From: Paul H.Dillon (illonph@pacbell.net)
Date: Sun Apr 22 2001 - 12:14:57 PDT


Eric,

I think that one of the areas where the attempt to apply these theoretical
constructs as a unified <scientific> discipline" is being or has been made
is activity theory itself. I bracket the word science since it is sooooooo
loaded and, as Leslie White said , "Science is Sciencing", long before any
of the current wave of people who claim originality for discovering that
there's a difference between what scientists do and the way they account for
their own activity. (Grind axe, grind!) This of course doesn't mean that
people working with one or another of the elements out of which activity
theory has been constructed are in fact making any contribution to this
effort. And I'm sure you've been able to appreciate here the fact that
people working or claiming to work with one or another of the elements out
of which activity theory has been constructed often are in fact using those
decontextualized elements to reinforce a very non-dialectical, status-qup
preserving perspective under various guises.
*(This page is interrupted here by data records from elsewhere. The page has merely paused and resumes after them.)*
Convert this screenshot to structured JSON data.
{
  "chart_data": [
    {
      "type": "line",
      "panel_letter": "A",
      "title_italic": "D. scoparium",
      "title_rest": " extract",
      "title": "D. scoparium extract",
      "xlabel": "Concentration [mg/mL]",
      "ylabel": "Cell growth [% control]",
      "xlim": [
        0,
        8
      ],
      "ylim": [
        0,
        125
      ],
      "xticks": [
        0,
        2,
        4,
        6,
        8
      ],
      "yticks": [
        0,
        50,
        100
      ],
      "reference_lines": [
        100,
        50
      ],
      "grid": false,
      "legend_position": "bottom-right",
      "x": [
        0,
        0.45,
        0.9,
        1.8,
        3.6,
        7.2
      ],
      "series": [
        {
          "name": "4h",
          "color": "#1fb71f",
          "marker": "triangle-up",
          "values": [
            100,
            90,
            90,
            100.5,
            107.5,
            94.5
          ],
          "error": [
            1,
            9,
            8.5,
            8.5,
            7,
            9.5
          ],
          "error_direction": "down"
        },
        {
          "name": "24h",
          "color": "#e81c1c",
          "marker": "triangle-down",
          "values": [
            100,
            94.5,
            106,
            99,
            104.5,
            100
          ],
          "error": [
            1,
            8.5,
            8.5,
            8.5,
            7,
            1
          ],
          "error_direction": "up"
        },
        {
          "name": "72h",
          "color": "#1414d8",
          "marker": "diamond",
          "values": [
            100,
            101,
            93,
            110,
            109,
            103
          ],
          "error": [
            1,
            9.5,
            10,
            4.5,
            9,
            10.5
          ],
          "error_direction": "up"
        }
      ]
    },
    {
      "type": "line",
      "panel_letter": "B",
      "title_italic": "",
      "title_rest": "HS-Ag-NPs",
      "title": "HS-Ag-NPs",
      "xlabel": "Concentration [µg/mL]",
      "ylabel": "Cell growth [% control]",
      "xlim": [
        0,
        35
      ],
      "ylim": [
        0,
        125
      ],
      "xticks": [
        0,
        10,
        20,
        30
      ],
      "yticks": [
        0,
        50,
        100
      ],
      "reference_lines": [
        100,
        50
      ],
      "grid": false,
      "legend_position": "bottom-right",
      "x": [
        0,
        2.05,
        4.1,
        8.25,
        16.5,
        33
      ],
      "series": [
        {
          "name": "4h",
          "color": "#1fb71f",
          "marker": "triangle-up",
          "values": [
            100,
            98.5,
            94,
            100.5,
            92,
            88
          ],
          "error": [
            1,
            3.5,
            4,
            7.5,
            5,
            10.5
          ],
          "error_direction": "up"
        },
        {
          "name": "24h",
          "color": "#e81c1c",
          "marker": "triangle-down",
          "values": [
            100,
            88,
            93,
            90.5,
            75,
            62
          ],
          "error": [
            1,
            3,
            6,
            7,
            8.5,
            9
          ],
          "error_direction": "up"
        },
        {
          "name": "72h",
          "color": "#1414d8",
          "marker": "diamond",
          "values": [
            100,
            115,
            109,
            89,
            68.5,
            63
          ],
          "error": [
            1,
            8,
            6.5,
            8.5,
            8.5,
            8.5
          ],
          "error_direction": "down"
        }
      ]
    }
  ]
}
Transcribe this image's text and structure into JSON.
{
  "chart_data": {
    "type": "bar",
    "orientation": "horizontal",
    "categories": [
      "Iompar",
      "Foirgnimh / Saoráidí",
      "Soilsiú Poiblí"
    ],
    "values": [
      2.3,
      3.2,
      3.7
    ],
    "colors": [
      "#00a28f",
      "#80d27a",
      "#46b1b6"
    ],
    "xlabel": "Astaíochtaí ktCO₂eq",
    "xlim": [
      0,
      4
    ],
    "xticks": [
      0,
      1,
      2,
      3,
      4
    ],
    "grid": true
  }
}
All of this leads me to wonder why we aren't discussing Ch.2 of LBE or now,
since it's sunday, CH3. I sort of understood that AERA meetings would have
an effect but now that's a week ago and I'm sort of surprised that Bill and
Michael, who presented on research grounded directly in the CH2 proposal
(triangles and contradictions in profusion) haven't weighed in. But then
everyone has their priorities. I've been trying to understand why the
recent theoretical discussions of activity systems (in general) seem to have
developed little on the basis of the practical implementation and why the
practical implementations have so little coherent relationship to an ongoing
theoretical development. I think your point about the restricted position
within which academics work is very relevant: the dominant activity system
has more to do with the production of academic commodities than it does with
the kinds of transformation to the object activity system that "learning by
expanding" presupposes.

There are exceptions. Yrjo Engestrom's presentation at AERA ; as it turns
out, disccused the very same systemic contradiction that has emerged in the
work i'm doing with a local cyber-culture project with kids who are in the
continuation high school they put you after they kicked you out of the first
level continuation high school. (sounds a little like Dante's circles of
hell, and in certain respects it bears the comparison). To my mind it's a
question of expanding the ZPD concept to take in much more explicitly the
social class codes and the ZPD becomes a two street in which the one
providing the tools has to modify what they expect to provide, the teacher
might not be able to present the "tool" (in this case
multi-media/computer-based video production) in relationship to the
"object" they imagined (eg, learning to produce professional videos) but
might have to see that object changed to something that only has meaning
within the kids' space (or as Freire would put it, within the
situation-limits that they themselves relate to), and as a consequence the
whole pattern changes. Those situation limits are also perceived
differently by the teacher and the kids participating in the project.. I
suspect I'll be writing more about this to xmca as it unfolds since it bears
so closely on LBE, esp. ch3 and ch4. Theoretically it involves the whole
smorgasbord: ZPD, school culture, working class/lumpen teen age rebellion,
etc. on one side, and our attempt to provide these kids with some tools but
being bound by our own class/cultural background, ideas about the kids
"attitudes" (eg., "I won't play into their game of freeloading!"), on the
other. Well all of this is kind of confused right now, but that's good,
it means somethings happening in general, and I'm looking forward to the
interplay of working with this group using an activity systems approach to
orient the practice. Hopefully everyone involved will come through with a
new self-concept, that is new subjects and objects, and hopefully an
expanded one in which the relative positions of subject and object are
rearranged if not totally sublated in a new synthesis.